His lawyer added that Brinkman had only exchanged abuse images with paedophiles to carry on his search.

It’s an intriguing and, so far, unique defence. Once upon a time, anyone finding missing Madeleine McCann was in line for a £2.5m reward. The Met Police are offering up to £20,000 “for information leading to the identification, arrest and prosecution of the person(s) responsible for the abduction of Madeleine McCann from Praia da Luz Portugal on the 3rd May 2003.”

So. You were looking to help conclude the biggest story of the Century.

But this defence failed. Sheriff Napier tells Brinkman:

“You’re not an obvious and immediate risk to members of the public. But that does not mean that there could not be the possibility of a custodial sentence.”

Brinkman is out on bail. So. you can assess his risk to society for yourselves. He will be sentenced next month.

As for the crime, well, it’s the dowloading and possessing part that is odd. It is indeed a sickness to get sexually aroused by children and rape (we can agree on that, right?), but we don’t know that he was. And if he was, is Brinkman’s crime is one of thought. Yes, children are being abused in such images. But would we think any better of Brinkman if the images he collects were of cartoons or virtual reality children? I think not. What’s on trial is Mr Brinkman’s mind. And we can never be entirely sure what’s going on there.

Our minds turn to Pete Townshend, The Who guitarist arrested in 2003 on suspicion of using child pornography.

Townshend created the Double-O for victims of sexual and domestic abuse. He had heard from victims of abuse.

Will Hodgkinson writes in the Times:

Townshend wanted to demonstrate that child abuse and the pornography that goes with it involved a financial chain that ran all the way from Russian orphanages to British banks. So in 1999 he paid a $7 charge on a site that carried a button labelled “click here for child porn”. Then he cancelled it. When police tracked Townshend’s name and confiscated his computers and files they found nothing incriminating.

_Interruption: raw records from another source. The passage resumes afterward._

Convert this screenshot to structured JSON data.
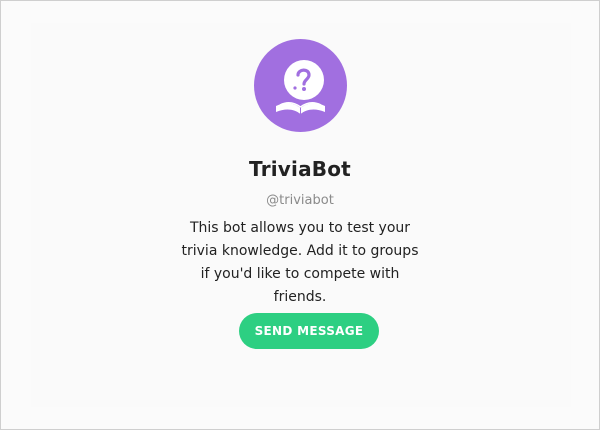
{
  "bot": {
    "name": "TriviaBot",
    "username": "@triviabot",
    "description": "This bot allows you to test your trivia knowledge. Add it to groups if you'd like to compete with friends.",
    "avatar_icon": "book-question-icon"
  },
  "actions": {
    "send_label": "SEND MESSAGE"
  },
  "colors": {
    "avatar_bg": "#a16fe0",
    "button_bg": "#2dcf82"
  }
}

His main concern was that his diaries, with their standard rock star woes about which car or boat he should buy next, would make him look like “a self-obsessed prat”. As it turned out, that was the least of his worries.

He didn’t downloaded. But did he look? Did he download onto his mind?

In saving the children, the police ruined the adult. Townshend said:

“It’s white knight syndrome. You want to be the one that’s seen to be helping…”

Townshend could have gone to court and explained his innocence. It could have all been cleared up years ago. I put this to him. After a very long pause, rubbing his head as if protecting it from a black cloud of despair, he says: “You know … I think I was exhausted. The police at Kingston station gave me half an hour to make a decision about whether to go to court or not. My lawyers were as surprised as I was, because everyone thought I would be let off. And I thought that if I went to court they would f***ing rip me apart. They’ll just rip me apart.”

And the media:

The story went public anyway, which was worse. “If I’d had a gun I would have shot myself, just to escape the lynching,” he writes in Who I Am. Was he really suicidal? “Only for a moment. It was fine until I looked out of the window and saw four satellite vans outside. A journalist came to the door and I told him: ‘I’m f***ed.’ He said: ‘Nah, you’ll be all right.’ ‘How?’ It was the subject of the day and it really did feel like a lynching, because there was no sense of ‘the truth will out’…

Townshend was cautioned and placed on the sex offenders register for five years after he admitted breaking the law.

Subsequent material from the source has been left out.